Qatami remarked that his ministry will soon launch a fund to provide monthly financial assistance to laborers no longer able to work. The first phase will cover 30,000 workers and by the end of the year include all affected workers. A worker whose family falls below the poverty line could thus receive monthly assistance from both the Social Affairs Ministry and the Labor Ministry. 

Meanwhile, UNRWA, the United Nations Relief and Works Administration, has faced difficulties raising funds to help combat the coronavirus epidemic. Adnan Abu Hasna, an UNRWA spokesman in Gaza, told Al-Monitor, “We made an appeal to the world that they provide us with an emergency budget of $14 million to fight the coronavirus and its repercussions in the 58 Palestinian refugee camps located in our five areas of operation. Yet, we only obtained 30% of the amount, which was allocated to the health sector.”

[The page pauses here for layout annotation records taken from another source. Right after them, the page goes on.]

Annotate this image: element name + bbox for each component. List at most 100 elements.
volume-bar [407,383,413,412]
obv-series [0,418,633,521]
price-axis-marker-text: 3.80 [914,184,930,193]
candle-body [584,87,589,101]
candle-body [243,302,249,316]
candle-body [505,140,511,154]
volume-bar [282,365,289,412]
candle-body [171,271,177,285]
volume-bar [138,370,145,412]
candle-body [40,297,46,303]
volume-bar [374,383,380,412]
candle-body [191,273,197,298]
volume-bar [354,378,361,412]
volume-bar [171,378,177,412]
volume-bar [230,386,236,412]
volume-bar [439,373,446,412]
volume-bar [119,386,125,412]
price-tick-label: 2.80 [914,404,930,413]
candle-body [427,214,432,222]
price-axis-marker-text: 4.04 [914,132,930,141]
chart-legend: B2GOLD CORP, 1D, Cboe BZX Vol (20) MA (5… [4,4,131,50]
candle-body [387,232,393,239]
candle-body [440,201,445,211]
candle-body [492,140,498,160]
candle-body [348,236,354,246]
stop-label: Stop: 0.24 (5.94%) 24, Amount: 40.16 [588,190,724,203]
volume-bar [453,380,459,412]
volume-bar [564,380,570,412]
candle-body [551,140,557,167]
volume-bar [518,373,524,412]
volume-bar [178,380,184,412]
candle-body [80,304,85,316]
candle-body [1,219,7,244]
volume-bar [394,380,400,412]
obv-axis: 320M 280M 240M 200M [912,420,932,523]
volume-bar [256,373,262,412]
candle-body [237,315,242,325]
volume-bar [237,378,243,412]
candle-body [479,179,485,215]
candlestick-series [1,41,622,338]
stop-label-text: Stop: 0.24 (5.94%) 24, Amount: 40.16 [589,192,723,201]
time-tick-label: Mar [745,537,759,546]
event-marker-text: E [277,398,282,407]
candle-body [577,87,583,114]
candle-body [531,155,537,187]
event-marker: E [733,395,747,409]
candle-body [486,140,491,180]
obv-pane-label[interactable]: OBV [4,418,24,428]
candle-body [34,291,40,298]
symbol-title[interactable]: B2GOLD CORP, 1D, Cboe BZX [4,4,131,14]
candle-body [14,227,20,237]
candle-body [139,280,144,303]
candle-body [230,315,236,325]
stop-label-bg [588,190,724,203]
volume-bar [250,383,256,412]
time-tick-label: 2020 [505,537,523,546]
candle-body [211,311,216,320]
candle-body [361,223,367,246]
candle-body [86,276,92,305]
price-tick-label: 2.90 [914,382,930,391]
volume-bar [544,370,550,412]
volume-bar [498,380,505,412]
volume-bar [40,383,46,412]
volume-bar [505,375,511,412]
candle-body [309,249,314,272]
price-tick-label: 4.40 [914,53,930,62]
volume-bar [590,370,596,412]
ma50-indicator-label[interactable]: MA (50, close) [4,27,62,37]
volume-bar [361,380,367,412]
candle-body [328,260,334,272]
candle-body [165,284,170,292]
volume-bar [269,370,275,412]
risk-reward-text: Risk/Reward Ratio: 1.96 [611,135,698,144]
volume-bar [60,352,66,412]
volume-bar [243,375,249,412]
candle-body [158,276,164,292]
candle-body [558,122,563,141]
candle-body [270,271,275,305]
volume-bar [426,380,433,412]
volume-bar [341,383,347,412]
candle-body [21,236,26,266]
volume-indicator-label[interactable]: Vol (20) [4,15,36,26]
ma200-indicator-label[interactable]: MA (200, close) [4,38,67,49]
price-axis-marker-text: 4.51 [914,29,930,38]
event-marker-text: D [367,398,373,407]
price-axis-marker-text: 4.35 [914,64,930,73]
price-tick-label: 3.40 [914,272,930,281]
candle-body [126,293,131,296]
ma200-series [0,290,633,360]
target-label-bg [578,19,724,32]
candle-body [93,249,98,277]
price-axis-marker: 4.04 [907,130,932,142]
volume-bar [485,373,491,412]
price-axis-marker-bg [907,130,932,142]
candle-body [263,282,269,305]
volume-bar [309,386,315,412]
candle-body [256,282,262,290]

He said there are no relief and food programs to provide additional assistance to the families of those who lose jobs because of the epidemic. According to Abu Hasna, UNRWA provides food aid to about 900,000 registered refugees in the West Bank and Gaza who are living below the poverty line, but cannot add the newly poor because its own financial crisis.

The limitations of official Palestinian and NGO efforts in dealing with the repercussions of the coronavirus outbreak have prompted activists and volunteers to launch individual initiatives to collect donations from the more fortunate and distribute them to poor families now without a source of income.

In one week, Zaki Madoukh along with other volunteers in Gaza City managed to collect $12,000 in donations from businesspeople inside and outside Gaza. They then used the funds to prepare and distribute baskets of food, including meat and vegetables, to less-fortunate shop owners.

Madoukh told Al-Monitor, “Our volunteer initiative targeted the owners of small enterprises whose work stopped because of the coronavirus in the Gaza Strip.” The initiative is ongoing.